The industry isn't sure how the regulations will affect it. The Consumer Electronics Assn. presented three scenarios to the commission, showing 10%, 20% and 30% drops in product availability and each of their potential financial effects.
If 30% of televisions fail to meet standards and can't be sold, California could lose $130 million in tax revenue and 15,800 jobs, Shawn DuBravac, an economist with the Consumer Electronics Assn., testified at a Dec. 15 Energy Commission workshop.
Rosenfeld was skeptical. DuBravac's numbers sounded "like arguments we heard from General Motors and Ford that SUVs are more profitable to make and create more jobs," he said. "There's a catch to it, as we all know."

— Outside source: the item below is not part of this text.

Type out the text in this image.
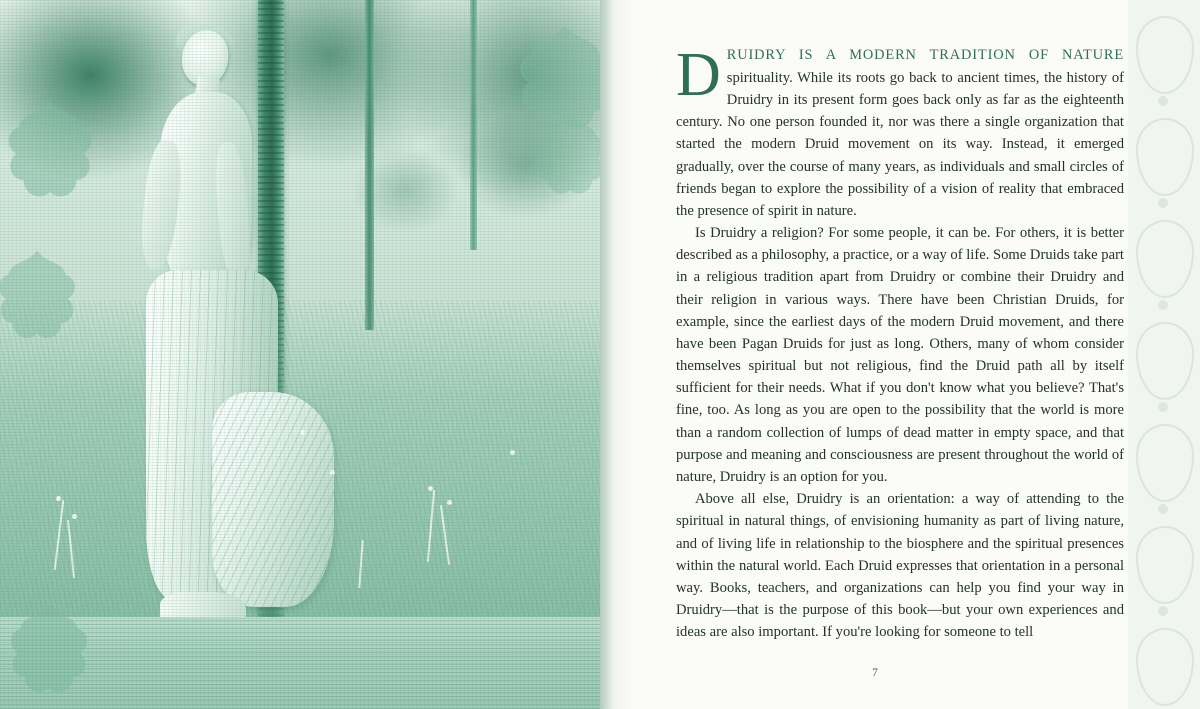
DRUIDRY IS A MODERN TRADITION OF NATURE spirituality. While its roots go back to ancient times, the history of Druidry in its present form goes back only as far as the eighteenth century. No one person founded it, nor was there a single organization that started the modern Druid movement on its way. Instead, it emerged gradually, over the course of many years, as individuals and small circles of friends began to explore the possibility of a vision of reality that embraced the presence of spirit in nature.

Is Druidry a religion? For some people, it can be. For others, it is better described as a philosophy, a practice, or a way of life. Some Druids take part in a religious tradition apart from Druidry or combine their Druidry and their religion in various ways. There have been Christian Druids, for example, since the earliest days of the modern Druid movement, and there have been Pagan Druids for just as long. Others, many of whom consider themselves spiritual but not religious, find the Druid path all by itself sufficient for their needs. What if you don't know what you believe? That's fine, too. As long as you are open to the possibility that the world is more than a random collection of lumps of dead matter in empty space, and that purpose and meaning and consciousness are present throughout the world of nature, Druidry is an option for you.

Above all else, Druidry is an orientation: a way of attending to the spiritual in natural things, of envisioning humanity as part of living nature, and of living life in relationship to the biosphere and the spiritual presences within the natural world. Each Druid expresses that orientation in a personal way. Books, teachers, and organizations can help you find your way in Druidry—that is the purpose of this book—but your own experiences and ideas are also important. If you're looking for someone to tell

7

What's more, Rosenfeld noted that a number of television makers already produce models that meet the proposed commission efficiency standards and that 87% of current stock complies with the planned 2011 threshold. That deadline may be pushed back a bit if the industry needs a little more time "to get used to the standards," he said.

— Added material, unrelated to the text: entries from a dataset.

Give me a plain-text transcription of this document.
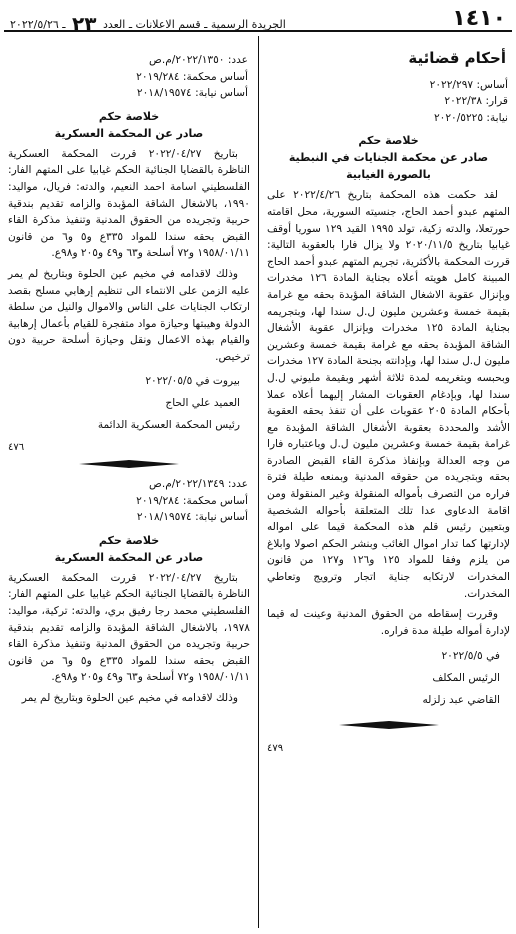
١٤١٠
الجريدة الرسمية ـ قسم الاعلانات ـ العدد ٢٣ ـ ٢٠٢٢/٥/٢٦
أحكام قضائية
أساس: ٢٠٢٢/٢٩٧
قرار: ٢٠٢٢/٣٨
نيابة: ٢٠٢٠/٥٢٢٥
خلاصة حكم
صادر عن محكمة الجنايات في النبطية
بالصورة الغيابية

لقد حكمت هذه المحكمة بتاريخ ٢٠٢٢/٤/٢٦ على المتهم عبدو أحمد الحاج، جنسيته السورية، محل اقامته حورتعلا، والدته زكية، تولد ١٩٩٥ القيد ١٢٩ سوريا أوقف غيابيا بتاريخ ٢٠٢٠/١١/٥ ولا يزال فارا بالعقوبة التالية: قررت المحكمة بالأكثرية، تجريم المتهم عبدو أحمد الحاج المبينة كامل هويته أعلاه بجناية المادة ١٢٦ مخدرات وبإنزال عقوبة الاشغال الشاقة المؤبدة بحقه مع غرامة بقيمة خمسة وعشرين مليون ل.ل سندا لها، وبتجريمه بجناية المادة ١٢٥ مخدرات وبإنزال عقوبة الأشغال الشاقة المؤبدة بحقه مع غرامة بقيمة خمسة وعشرين مليون ل.ل سندا لها، وبإدانته بجنحة المادة ١٢٧ مخدرات وبحبسه وبتغريمه لمدة ثلاثة أشهر وبقيمة مليوني ل.ل سندا لها، وبإدغام العقوبات المشار إليهما أعلاه عملا بأحكام المادة ٢٠٥ عقوبات على أن تنفذ بحقه العقوبة الأشد والمحددة بعقوبة الأشغال الشاقة المؤبدة مع غرامة بقيمة خمسة وعشرين مليون ل.ل وباعتباره فارا من وجه العدالة وبإنفاذ مذكرة القاء القبض الصادرة بحقه وبتجريده من حقوقه المدنية وبمنعه طيلة فترة فراره من التصرف بأمواله المنقولة وغير المنقولة ومن اقامة الدعاوى عدا تلك المتعلقة بأحواله الشخصية وبتعيين رئيس قلم هذه المحكمة قيما على امواله لإدارتها كما تدار اموال الغائب وبنشر الحكم اصولا وابلاغ من يلزم وفقا للمواد ١٢٥ و١٢٦ و١٢٧ من قانون المخدرات لارتكابه جناية اتجار وترويج وتعاطي المخدرات.

وقررت إسقاطه من الحقوق المدنية وعينت له قيما لإدارة أمواله طيلة مدة فراره.

في ٢٠٢٢/٥/٥
الرئيس المكلف
القاضي عبد زلزله
٤٧٩
عدد: ٢٠٢٢/١٣٥٠/م.ص
أساس محكمة: ٢٠١٩/٢٨٤
أساس نيابة: ٢٠١٨/١٩٥٧٤
خلاصة حكم
صادر عن المحكمة العسكرية

بتاريخ ٢٠٢٢/٠٤/٢٧ قررت المحكمة العسكرية الناظرة بالقضايا الجنائية الحكم غيابيا على المتهم الفار: الفلسطيني اسامة احمد النعيم، والدته: فريال، مواليد: ١٩٩٠، بالاشغال الشاقة المؤبدة والزامه تقديم بندقية حربية وتجريده من الحقوق المدنية وتنفيذ مذكرة القاء القبض بحقه سندا للمواد ٣٣٥ع و٥ و٦ من قانون ١٩٥٨/٠١/١١ و٧٢ أسلحة و٦٣ و٤٩ و٢٠٥ و٩٨ع.

وذلك لاقدامه في مخيم عين الحلوة وبتاريخ لم يمر عليه الزمن على الانتماء الى تنظيم إرهابي مسلح بقصد ارتكاب الجنايات على الناس والاموال والنيل من سلطة الدولة وهيبتها وحيازة مواد متفجرة للقيام بأعمال إرهابية والقيام بهذه الاعمال ونقل وحيازة أسلحة حربية دون ترخيص.

بيروت في ٢٠٢٢/٠٥/٥
العميد علي الحاج
رئيس المحكمة العسكرية الدائمة
٤٧٦
عدد: ٢٠٢٢/١٣٤٩/م.ص
أساس محكمة: ٢٠١٩/٢٨٤
أساس نيابة: ٢٠١٨/١٩٥٧٤
خلاصة حكم
صادر عن المحكمة العسكرية

بتاريخ ٢٠٢٢/٠٤/٢٧ قررت المحكمة العسكرية الناظرة بالقضايا الجنائية الحكم غيابيا على المتهم الفار: الفلسطيني محمد رجا رفيق بري، والدته: تركية، مواليد: ١٩٧٨، بالاشغال الشاقة المؤبدة والزامه تقديم بندقية حربية وتجريده من الحقوق المدنية وتنفيذ مذكرة القاء القبض بحقه سندا للمواد ٣٣٥ع و٥ و٦ من قانون ١٩٥٨/٠١/١١ و٧٢ أسلحة و٦٣ و٤٩ و٢٠٥ و٩٨ع.

وذلك لاقدامه في مخيم عين الحلوة وبتاريخ لم يمر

More time might make the efficiency standards a lot more palatable, said Bob Smith, a training executive at AVAD, a Van Nuys wholesaler that supplies TVs and related equipment to independent installation contractors.
"I would hate to wake up one day and discover that 30% of my flagship products were no longer allowed to be sold." he said. "But I have no objection to regulations per se as long as there's enough lead time for manufacturers to meet the target."